Homicide

US murders concentrated in 5 percent of counties

The Crime Prevention Research Center (CPRC) says in their new report that there is a “geographical concentration” of murders with 68% of those recorded occurred in just 5% of counties.

The Crime Prevention Research Center (CPRC) says in their new report that there is a “geographical concentration” of murders with 68% of those recorded occurred in just 5% of counties.

The majority of murders in the U.S. occur in only a small percentage of counties across the country.

The Crime Prevention Research Center (CPRC) said in a new report that there is a “geographical concentration” of murders, with 68 percent of killings occurring in just 5 percent of the nation’s counties. The homicides also tend to be concentrated to relatively small pockets of those counties, the report said.

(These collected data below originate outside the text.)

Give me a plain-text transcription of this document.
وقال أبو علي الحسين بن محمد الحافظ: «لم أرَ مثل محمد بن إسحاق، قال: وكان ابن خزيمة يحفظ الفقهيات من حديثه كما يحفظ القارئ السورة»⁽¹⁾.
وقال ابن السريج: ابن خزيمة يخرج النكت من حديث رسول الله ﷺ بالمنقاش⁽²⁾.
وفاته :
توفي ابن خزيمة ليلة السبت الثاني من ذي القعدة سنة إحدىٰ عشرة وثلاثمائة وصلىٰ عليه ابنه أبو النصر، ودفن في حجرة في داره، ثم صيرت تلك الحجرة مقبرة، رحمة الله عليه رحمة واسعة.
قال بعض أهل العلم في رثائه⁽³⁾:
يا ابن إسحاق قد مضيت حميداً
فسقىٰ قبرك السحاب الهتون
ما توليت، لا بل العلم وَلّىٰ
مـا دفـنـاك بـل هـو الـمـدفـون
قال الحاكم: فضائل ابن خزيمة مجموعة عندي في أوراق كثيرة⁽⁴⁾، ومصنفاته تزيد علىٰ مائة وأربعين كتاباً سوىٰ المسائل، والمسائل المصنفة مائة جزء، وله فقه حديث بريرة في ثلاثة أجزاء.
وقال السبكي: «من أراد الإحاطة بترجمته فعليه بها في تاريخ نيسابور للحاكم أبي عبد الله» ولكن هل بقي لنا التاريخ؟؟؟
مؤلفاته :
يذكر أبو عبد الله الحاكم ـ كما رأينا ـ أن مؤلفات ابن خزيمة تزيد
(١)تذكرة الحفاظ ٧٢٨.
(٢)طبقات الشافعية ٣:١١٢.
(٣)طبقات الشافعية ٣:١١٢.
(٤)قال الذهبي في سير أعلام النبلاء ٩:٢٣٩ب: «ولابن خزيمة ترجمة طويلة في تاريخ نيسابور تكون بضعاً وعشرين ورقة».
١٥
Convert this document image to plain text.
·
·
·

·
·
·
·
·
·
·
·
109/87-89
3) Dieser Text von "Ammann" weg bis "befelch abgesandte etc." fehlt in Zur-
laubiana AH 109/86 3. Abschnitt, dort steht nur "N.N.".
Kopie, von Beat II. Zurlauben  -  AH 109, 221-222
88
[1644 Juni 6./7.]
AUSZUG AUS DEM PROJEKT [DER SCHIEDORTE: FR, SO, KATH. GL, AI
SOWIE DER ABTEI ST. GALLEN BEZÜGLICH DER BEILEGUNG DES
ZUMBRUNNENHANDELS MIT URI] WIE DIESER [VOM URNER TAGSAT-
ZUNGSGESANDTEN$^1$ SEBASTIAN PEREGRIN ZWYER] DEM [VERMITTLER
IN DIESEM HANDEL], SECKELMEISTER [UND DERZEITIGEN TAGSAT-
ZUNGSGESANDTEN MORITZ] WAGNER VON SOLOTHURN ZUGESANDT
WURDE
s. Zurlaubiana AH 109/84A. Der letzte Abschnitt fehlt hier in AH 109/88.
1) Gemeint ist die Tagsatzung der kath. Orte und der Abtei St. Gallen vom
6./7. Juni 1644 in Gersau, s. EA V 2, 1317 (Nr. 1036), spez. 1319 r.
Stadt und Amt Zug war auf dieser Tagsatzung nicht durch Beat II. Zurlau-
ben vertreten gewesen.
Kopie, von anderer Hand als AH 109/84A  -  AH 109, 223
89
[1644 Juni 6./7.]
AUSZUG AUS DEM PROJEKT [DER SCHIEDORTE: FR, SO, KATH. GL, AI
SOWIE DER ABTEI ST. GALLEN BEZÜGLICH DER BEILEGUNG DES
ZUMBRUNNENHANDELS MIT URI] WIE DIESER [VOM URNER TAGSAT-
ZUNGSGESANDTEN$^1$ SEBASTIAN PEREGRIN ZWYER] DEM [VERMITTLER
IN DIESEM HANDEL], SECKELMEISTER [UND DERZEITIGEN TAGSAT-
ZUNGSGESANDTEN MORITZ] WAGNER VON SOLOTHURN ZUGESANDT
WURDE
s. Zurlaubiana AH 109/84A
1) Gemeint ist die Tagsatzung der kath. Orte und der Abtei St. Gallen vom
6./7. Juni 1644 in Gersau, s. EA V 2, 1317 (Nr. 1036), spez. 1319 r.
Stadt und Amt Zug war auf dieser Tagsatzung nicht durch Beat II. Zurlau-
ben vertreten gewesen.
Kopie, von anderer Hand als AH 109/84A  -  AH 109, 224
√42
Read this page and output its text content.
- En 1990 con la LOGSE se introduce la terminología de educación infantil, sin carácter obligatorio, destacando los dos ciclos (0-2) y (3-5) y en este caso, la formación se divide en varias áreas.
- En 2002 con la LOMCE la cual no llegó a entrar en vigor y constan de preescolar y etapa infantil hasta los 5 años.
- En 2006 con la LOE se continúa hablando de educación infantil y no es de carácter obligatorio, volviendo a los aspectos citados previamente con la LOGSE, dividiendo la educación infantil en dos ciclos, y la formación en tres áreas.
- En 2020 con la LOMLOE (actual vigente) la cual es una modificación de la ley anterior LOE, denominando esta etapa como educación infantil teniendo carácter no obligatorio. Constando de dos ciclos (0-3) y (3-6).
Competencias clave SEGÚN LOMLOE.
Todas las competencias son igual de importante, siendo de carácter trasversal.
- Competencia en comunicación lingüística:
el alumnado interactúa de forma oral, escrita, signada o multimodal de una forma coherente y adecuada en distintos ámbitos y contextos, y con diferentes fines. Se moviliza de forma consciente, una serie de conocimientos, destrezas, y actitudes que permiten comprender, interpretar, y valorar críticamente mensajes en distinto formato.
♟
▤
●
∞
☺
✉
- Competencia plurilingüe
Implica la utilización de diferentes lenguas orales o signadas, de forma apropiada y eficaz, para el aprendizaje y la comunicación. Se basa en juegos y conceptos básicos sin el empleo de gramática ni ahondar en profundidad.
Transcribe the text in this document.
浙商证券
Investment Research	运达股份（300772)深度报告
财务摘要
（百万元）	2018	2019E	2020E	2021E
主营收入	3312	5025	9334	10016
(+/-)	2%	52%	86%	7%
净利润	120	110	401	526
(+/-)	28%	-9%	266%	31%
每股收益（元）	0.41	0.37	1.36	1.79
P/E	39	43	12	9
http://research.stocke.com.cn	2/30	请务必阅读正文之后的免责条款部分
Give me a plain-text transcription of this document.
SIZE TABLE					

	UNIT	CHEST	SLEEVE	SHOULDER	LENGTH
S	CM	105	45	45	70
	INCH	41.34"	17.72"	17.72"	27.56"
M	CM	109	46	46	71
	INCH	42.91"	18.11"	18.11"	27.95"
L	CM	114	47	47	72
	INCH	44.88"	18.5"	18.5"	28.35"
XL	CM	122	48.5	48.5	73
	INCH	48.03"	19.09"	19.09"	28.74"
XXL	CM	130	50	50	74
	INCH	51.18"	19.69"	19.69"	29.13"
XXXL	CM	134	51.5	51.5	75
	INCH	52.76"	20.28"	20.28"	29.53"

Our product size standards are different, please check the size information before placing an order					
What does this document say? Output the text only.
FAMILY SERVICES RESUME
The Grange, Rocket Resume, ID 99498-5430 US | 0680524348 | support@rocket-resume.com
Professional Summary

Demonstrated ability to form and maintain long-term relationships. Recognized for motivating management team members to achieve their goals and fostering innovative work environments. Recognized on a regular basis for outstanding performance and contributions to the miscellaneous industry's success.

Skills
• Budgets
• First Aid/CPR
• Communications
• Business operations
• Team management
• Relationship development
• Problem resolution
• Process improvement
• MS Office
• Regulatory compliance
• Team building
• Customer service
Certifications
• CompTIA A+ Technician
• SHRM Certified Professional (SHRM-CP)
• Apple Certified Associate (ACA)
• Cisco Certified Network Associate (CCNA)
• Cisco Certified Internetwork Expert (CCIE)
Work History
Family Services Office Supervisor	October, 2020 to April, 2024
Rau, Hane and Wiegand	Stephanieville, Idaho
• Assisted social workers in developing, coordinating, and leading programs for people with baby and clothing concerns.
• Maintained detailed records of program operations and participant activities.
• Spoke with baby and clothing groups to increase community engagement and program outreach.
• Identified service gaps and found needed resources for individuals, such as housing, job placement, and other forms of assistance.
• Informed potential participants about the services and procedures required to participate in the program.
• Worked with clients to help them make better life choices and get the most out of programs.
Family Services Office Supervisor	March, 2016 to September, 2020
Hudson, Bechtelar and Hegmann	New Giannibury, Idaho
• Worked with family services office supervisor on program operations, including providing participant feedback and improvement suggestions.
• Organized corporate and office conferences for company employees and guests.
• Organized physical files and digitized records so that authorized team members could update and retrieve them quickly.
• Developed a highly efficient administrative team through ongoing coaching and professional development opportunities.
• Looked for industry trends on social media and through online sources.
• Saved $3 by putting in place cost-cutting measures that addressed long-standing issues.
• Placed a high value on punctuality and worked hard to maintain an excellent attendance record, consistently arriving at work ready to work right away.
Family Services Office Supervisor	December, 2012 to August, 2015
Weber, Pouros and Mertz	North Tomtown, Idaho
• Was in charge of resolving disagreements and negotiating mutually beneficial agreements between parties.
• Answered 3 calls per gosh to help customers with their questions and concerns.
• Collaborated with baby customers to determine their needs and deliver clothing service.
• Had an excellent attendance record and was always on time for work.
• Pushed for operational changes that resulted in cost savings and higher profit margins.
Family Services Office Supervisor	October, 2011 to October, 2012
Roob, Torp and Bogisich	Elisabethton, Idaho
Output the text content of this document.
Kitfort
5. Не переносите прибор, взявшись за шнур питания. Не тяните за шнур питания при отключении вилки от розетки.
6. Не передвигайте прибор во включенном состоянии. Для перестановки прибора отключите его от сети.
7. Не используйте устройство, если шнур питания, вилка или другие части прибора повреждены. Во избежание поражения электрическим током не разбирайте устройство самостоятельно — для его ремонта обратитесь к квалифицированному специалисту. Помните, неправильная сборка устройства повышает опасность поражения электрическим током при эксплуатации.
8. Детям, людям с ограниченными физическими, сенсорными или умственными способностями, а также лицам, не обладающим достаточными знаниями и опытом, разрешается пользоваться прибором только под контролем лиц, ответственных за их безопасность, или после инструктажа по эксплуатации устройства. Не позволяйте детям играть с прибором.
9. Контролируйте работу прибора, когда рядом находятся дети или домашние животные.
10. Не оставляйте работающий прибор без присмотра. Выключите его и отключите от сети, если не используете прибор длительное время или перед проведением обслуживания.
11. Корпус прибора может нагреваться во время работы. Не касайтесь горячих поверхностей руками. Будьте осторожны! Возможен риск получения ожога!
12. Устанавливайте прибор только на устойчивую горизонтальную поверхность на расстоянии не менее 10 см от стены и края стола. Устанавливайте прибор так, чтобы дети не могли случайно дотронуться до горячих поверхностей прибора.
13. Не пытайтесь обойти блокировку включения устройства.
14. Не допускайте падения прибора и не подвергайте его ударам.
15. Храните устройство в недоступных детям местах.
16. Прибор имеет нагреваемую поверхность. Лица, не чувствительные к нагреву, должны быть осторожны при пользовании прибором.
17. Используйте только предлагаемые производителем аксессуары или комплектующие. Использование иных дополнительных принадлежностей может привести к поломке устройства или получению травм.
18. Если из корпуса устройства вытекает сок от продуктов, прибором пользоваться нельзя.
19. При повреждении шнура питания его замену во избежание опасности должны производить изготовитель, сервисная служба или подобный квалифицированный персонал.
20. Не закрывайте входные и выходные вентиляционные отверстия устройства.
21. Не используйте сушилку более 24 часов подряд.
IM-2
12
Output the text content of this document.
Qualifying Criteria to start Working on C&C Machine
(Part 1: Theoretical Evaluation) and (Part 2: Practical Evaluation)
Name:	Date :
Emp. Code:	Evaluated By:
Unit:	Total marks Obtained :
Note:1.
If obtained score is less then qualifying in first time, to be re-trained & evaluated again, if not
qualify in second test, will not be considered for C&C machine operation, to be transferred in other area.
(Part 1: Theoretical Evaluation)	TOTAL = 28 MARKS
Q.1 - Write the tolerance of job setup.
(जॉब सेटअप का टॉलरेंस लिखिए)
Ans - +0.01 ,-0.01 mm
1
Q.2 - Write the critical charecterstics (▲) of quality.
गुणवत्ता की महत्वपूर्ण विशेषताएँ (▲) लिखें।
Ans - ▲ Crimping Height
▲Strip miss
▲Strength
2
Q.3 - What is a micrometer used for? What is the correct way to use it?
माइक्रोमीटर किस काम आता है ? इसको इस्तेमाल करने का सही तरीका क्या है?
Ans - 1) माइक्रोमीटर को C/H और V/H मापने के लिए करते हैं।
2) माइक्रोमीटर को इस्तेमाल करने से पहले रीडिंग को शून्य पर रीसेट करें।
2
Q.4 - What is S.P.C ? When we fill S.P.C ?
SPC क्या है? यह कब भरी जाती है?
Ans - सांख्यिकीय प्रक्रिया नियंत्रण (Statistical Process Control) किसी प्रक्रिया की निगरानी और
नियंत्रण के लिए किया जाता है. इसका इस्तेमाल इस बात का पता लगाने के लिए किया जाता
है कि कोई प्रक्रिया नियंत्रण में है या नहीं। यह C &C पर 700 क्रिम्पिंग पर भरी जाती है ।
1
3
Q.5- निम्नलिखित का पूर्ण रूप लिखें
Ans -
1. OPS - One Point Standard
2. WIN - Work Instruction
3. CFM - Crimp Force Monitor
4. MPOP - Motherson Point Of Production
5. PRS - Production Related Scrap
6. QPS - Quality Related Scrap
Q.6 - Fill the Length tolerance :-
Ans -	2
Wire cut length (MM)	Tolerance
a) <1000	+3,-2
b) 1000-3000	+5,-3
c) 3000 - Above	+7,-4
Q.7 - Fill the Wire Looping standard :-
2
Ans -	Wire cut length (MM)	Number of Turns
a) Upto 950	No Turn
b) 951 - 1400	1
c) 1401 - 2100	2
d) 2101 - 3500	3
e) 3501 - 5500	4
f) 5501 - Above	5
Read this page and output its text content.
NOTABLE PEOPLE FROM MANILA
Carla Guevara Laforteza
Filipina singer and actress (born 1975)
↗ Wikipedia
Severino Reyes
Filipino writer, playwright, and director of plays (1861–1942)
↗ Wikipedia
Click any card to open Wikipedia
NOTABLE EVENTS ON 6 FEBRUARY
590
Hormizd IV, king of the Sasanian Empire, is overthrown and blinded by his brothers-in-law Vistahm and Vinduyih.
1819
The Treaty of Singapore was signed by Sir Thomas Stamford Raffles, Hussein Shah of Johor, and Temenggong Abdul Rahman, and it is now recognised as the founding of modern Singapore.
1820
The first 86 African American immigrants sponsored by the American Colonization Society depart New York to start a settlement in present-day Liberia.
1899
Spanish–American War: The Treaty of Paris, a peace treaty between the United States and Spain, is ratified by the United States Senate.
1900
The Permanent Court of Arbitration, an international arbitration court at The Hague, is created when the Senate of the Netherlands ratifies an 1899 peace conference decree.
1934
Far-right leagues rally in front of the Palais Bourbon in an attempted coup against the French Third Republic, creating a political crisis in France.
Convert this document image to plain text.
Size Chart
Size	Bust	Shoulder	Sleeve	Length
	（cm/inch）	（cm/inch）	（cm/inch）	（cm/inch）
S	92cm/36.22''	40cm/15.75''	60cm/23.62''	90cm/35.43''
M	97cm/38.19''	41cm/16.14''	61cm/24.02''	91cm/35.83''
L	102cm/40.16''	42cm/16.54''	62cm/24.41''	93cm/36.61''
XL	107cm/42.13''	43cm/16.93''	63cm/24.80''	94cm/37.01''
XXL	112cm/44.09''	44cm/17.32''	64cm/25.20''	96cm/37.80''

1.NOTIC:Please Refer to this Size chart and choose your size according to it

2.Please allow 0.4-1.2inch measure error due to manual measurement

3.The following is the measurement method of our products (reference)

“It is stunning how concentrated murders are in the U.S.,” John Lott, president of the CPRC said to Fox News. “And we show that even within these counties, with all these high rates, murders are very concentrated.”

“These high [rate] counties have very large areas where there are no murders.”

In 2014, the U.S. murder rate was 4.4 per 100,000 people, according to the data of the report. If the deadliest 5 percent of the counties were removed, the U.S. murder rate would be 2.56 per 100,000 people, the report showed.

More than half of last year’s murders occurred in only 2 percent of the nation’s counties.

Looking at the historical data, the CPRC said that murders were even more geographically concentrated in decades past. On average, 73 percent of counties in any given year had zero murders from 1977 to 2000.

Take for example Los Angeles County, which had 526 murders in 2014 -- the most of any other county in the U.S. But parts of L.A. County, including Beverly Hills, Hawthorne and Van Nuys, had virtually no murders that year.

Indianapolis, Indiana had 135 murders but only four occurred outside of the 465 highway loop that encircles the downtown area.

Washington, D.C. has large swaths without a single recorded murder. The study found that murders were overwhelmingly limited to the eastern half of Washington, D.C.

One of the most interesting findings in the report is that areas with the highest gun ownership rates have low murder rates.

 “While many factors explain these concentrated murders, it is also striking that the counties with zero murders are the counties with by far the highest gun ownership rates,” Lott said.

The report’s authors also looked at numbers from a 2013 REW Research Center survey, which found that the household gun ownership rate in rural areas was over two times greater than in urban areas. That study also found that suburban homeowners are 28 percent more likely to own guns than urban dwellers.